Having a history of bipolar disorder or having depression which is more likely due to schizoaffective disorder and it not superimposed on schizophrenia would also exclude a person from being diagnosed with major depressive disorder.

In cases of bereavement, it used to be under the previous edition of the DSM-5 that symptoms had to last for over two months before a major depressive disorder diagnosis would be considered. However, the fifth edition did away from this arbitrary exclusion and added a footnote to help clinicians better distinguish between normal grief and major depressive disorder at any point after a loss. 

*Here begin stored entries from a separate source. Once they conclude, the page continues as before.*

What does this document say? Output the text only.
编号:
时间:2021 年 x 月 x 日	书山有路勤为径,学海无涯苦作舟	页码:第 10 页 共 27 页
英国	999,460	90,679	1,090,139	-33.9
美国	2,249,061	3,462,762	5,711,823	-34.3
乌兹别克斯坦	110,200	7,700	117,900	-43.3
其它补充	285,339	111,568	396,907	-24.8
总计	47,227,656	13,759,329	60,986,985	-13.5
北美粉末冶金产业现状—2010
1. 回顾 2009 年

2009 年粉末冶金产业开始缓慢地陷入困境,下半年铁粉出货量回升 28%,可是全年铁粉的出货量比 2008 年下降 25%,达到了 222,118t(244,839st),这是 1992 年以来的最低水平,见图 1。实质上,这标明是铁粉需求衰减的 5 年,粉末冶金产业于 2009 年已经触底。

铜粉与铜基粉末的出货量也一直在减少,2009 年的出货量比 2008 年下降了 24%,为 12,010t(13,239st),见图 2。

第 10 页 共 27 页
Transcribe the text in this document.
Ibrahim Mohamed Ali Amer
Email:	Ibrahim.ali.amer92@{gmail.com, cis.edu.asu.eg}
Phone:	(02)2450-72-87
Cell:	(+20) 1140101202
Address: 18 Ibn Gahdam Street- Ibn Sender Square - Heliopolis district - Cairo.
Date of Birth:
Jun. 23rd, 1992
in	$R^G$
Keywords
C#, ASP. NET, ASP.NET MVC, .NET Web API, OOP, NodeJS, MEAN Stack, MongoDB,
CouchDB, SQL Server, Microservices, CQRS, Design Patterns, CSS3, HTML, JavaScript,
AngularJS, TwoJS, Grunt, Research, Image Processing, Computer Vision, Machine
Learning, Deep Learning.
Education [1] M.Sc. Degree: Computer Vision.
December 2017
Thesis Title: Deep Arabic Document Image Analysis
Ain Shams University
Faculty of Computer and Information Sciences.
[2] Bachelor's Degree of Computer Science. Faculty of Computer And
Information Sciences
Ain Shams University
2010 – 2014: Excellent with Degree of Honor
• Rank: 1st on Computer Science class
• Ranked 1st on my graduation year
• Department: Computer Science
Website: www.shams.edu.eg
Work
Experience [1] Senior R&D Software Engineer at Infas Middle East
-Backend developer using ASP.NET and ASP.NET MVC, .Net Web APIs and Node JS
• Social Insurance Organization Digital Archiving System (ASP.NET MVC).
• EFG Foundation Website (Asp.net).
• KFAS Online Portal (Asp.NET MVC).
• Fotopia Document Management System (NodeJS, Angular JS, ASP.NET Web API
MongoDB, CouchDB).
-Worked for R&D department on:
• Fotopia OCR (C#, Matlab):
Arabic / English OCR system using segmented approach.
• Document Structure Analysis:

Finally, a person would need to have at least five of the following symptoms in order to be considered to have major depressive disorder:

  • Depressed mood most of the time
  • Decreased pleasure or interest in most daily activities, most of the time
  • Significant weight or appetite changes
  • Problems falling asleep or sleeping too much most days
  • Psychomotor retardation or agitation on most days
  • Tiredness or low energy most days
  • Feeling worthless or extremely guilty most days
  • Having problems with thought, concentration, and making decisions most days
  • Frequent thoughts of dying or suicide

If you are still uncertain as to whether you (or a loved one) may be suffering from depression, screening tests exist that can help you determine whether seeking a professional evaluation is advised. 

Sources:

American Psychiatric Association. (2013). Diagnostic and statistical manual of mental disorders (5th ed.) 

"Highlights of Changes from DSM-4TR to DSM-5". American Psychiatric Association. May 17, 2013.